Luego nos encontramos con nuestro primer ruso vivo.
Salió tambaleándose de una puerta que ya no llevaba a ningún sitio. Era un soldado —un oficial, por lo que pude ver— y a mi alrededor pude oír a los muchachos murmurando y manoseándose los brazos. Pero el pobre tipo había perdido la gorra, no llevaba armas de ningún tipo y, con un pie colgando tras él, se las arreglaba para caminar sosteniéndose sobre una muleta improvisada con un trozo de madera. El capitán nos ordenó que nos echásemos las armas al hombro. El tipo empezó a hablar en esa lengua gutural de ellos, y gradualmente el capitán dedujo que había varias personas, quizás una docena, atrapadas en las ruinas de la escuela, a un centenar de yardas de allí.
A un grupo de soldados se les dio palas y herramientas y se les envió con los rusos.

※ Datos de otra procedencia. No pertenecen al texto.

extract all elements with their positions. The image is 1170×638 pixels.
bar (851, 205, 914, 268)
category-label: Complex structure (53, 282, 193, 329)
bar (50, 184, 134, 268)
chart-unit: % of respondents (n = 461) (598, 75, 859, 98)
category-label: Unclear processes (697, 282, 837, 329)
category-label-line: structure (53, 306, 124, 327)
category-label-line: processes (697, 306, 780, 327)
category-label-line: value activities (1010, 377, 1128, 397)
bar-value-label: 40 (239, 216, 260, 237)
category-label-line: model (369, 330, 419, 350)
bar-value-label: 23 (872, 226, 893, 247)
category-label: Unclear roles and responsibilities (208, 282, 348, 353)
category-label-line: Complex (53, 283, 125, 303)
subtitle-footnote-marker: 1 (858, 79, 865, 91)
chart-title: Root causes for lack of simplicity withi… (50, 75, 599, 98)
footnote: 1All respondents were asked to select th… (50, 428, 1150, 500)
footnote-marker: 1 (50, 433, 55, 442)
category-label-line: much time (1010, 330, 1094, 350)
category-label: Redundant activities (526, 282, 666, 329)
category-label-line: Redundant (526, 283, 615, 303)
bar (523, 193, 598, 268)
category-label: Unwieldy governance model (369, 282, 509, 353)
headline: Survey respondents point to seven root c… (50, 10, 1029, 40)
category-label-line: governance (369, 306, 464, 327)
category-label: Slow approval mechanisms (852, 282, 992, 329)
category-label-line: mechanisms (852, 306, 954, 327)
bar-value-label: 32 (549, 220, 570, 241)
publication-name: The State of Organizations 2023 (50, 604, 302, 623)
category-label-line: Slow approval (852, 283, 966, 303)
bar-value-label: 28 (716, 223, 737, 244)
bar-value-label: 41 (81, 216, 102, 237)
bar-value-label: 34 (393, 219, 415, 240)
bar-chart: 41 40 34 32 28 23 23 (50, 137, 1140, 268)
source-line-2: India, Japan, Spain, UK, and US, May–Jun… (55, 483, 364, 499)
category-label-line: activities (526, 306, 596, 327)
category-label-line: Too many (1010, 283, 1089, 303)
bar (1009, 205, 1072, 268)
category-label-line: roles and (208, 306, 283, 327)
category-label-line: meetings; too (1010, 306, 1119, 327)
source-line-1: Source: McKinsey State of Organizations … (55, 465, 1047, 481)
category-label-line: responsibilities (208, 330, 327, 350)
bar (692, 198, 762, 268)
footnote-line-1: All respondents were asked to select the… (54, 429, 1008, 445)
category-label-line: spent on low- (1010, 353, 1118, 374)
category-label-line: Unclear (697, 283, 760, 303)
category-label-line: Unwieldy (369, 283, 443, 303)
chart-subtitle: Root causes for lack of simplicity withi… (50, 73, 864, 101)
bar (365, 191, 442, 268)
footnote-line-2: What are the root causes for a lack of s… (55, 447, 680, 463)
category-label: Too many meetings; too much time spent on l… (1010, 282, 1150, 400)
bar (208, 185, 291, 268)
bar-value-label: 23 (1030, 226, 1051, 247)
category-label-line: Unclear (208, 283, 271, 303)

Y así fue durante los siguientes días. Padre, por lo que sé, no se disparó ni un solo tiro por furia en Sebastopol después de la caída del proyectil de antihielo; en lugar de eso, trabajamos junto con los supervivientes rusos —y con los franceses y turcos— en las entrañas del puerto caído.
Recuerdo una niña, tirada de espaldas, con un pañuelo rojo alrededor de la cabeza. Tenía una mano extendida hacia el cielo que la había traicionado, y los dedos ardían como velas. Un muchacho salió de las ruinas de los astilleros, arrastrándose con los brazos; dejó un rastro brillante al moverse, como si fuese una horrible babosa.
Padre, he decidido contarle estas cosas; pero sé que no permitirá que madre y el joven Ned sufran por la repetición de este relato.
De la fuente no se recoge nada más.